You want to get data out of Splunk. So you do the search you want and create the table you want in the search app. The results are hundreds of thousands of rows, which is good. So you click on the Export button and download the results to CSV. When you open the file, you see 50,000 rows. Is this a common problem? Not really. It’s a large enough result set that most people want to keep it in Splunk for analysis. However, there are times when such a large export is required. You really don’t want to log on to the Splunk server to get it either. So how do you progress?
I recently bumped into this problem myself while working on a new app. When developing a new app, we don’t work on production data. That’s a bad idea. However, we have an event generator that allows us to replay log files into our test environment so that we have a large data set to work with. In my case, this was a ULS log set from a SharePoint farm. One days log can be several hundred megabytes of data. However, the production data is in California and I was in Australia.
Fortunately, we do have tools available to do this. One of these is the RESTful interface to the backend of the search head. This is great for developers (and if you are one of these developers, then head over to dev.splunk.com for information on our SDK interfaces for .NET, Java, Python, Ruby and JavaScript). It’s also great for these larger export jobs and automation.

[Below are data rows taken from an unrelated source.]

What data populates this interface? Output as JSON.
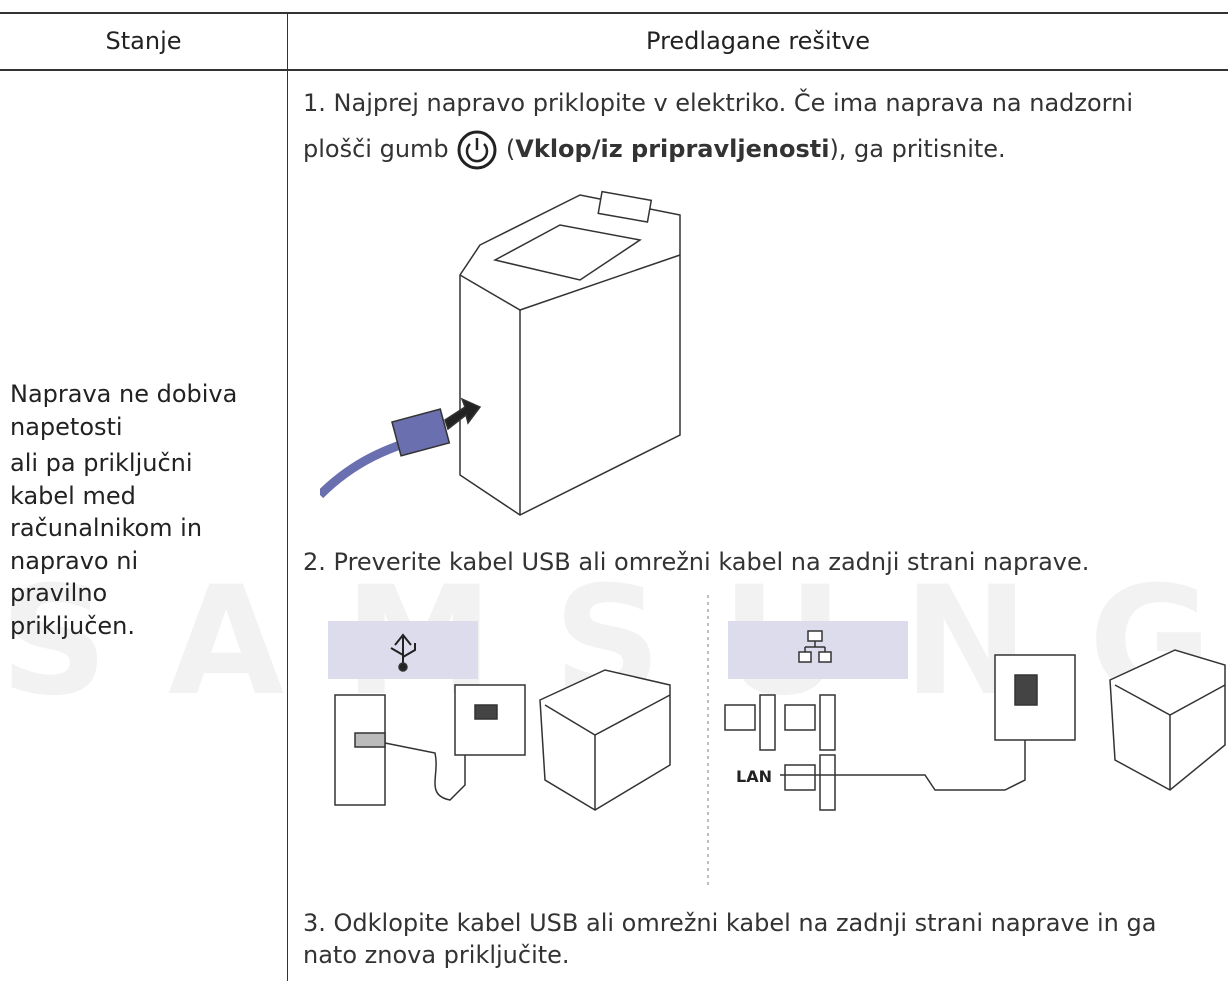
{
  "header": {
    "col1": "Stanje",
    "col2": "Predlagane rešitve"
  },
  "row": {
    "condition_lines": [
      "Naprava ne dobiva",
      "napetosti",
      "ali pa priključni",
      "kabel med",
      "računalnikom in",
      "napravo ni",
      "pravilno",
      "priključen."
    ],
    "step1": {
      "before": "1. Najprej napravo priklopite v elektriko. Če ima naprava na nadzorni plošči gumb",
      "open": "(",
      "bold": "Vklop/iz pripravljenosti",
      "after": "), ga pritisnite."
    },
    "step2": {
      "text": "2. Preverite kabel USB ali omrežni kabel na zadnji strani naprave.",
      "lan_label": "LAN"
    },
    "step3": {
      "text": "3. Odklopite kabel USB ali omrežni kabel na zadnji strani naprave in ga nato znova priključite."
    }
  },
  "watermark": "SAMSUNG"
}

My tool of choice for this is curl. This is standard issue on Linux systems, but there are downloads available for Windows as well, which is my platform of choice. (Note, if you are doing this in PowerShell, you will need to remove the alias for curl, which uses Invoke-WebMethod instead. The Invoke-WebMethod is not the same thing at all!) So how do we do this? First off, figure out your search. In my case, I want a particular sourcetype for one day – let’s say 2 days ago. So here is my search:
index=mssharepoint sourcetype=MSSharePoint:2013:ULSAudit host=SP-APP01 | table index,host,source,sourcetype,_raw
Note that I am explicitly setting the fields I want and putting the results into a table. I want to store the results of this search into a file called sp-app01.csv. The REST endpoint we are going to use is the /search/jobs/export endpoint, and you use it like this:
curl -k -u admin:mypassword https://myhost:8089/services/search/jobs/export --data-urlencode search='search index=mssharepoint sourcetype=MSSharePoint:2013:ULSAudit host=SP-APP01 | table index,host,source,sourcetype,_raw' -d output_mode=csv -d earliest_time='-2d@d' -d latest_time='-1d@d' -o sp-app01.csv
If you leave off the -o option you will get the output streamed to your console – given the amount of data you are grabbing, this is not optimal. If you include the -o, then you get a nicely formatted display of progress.
% Total % Received % Xferd Time Time Time Current Total Spent Left Speed 100 369M 0 369M 0 187 --:--:-- 0:11:42 --:--:-- 0
The numbers update during the process telling you how much has been downloaded and the speed at which the data is coming across. But 12 minutes later, I have a 369Mb file with well over 500,000 lines of data. However, it’s all formatted in the CSV file. If you are doing this for event generation, then this isn’t the end of the line. You need to remove the header, reverse the lines and then add the header back in. I find the head, tail and tac utilities that are provided on Linux systems useful here:
head -1 sp-app01.csv > header.txt tail -n +2 sp-app01.csv > sp-app01.xxx tac sp-app01.xxx > sp-app01.yyy cat header.txt sp-app01.yyy > sp-app01.csv
If you don’t have a Linux system handy, then you can do the same things using the GNU tools for Windows. Now that file is ready for event generation.
Use this facility when you want to export a large amount of data from Splunk across the network.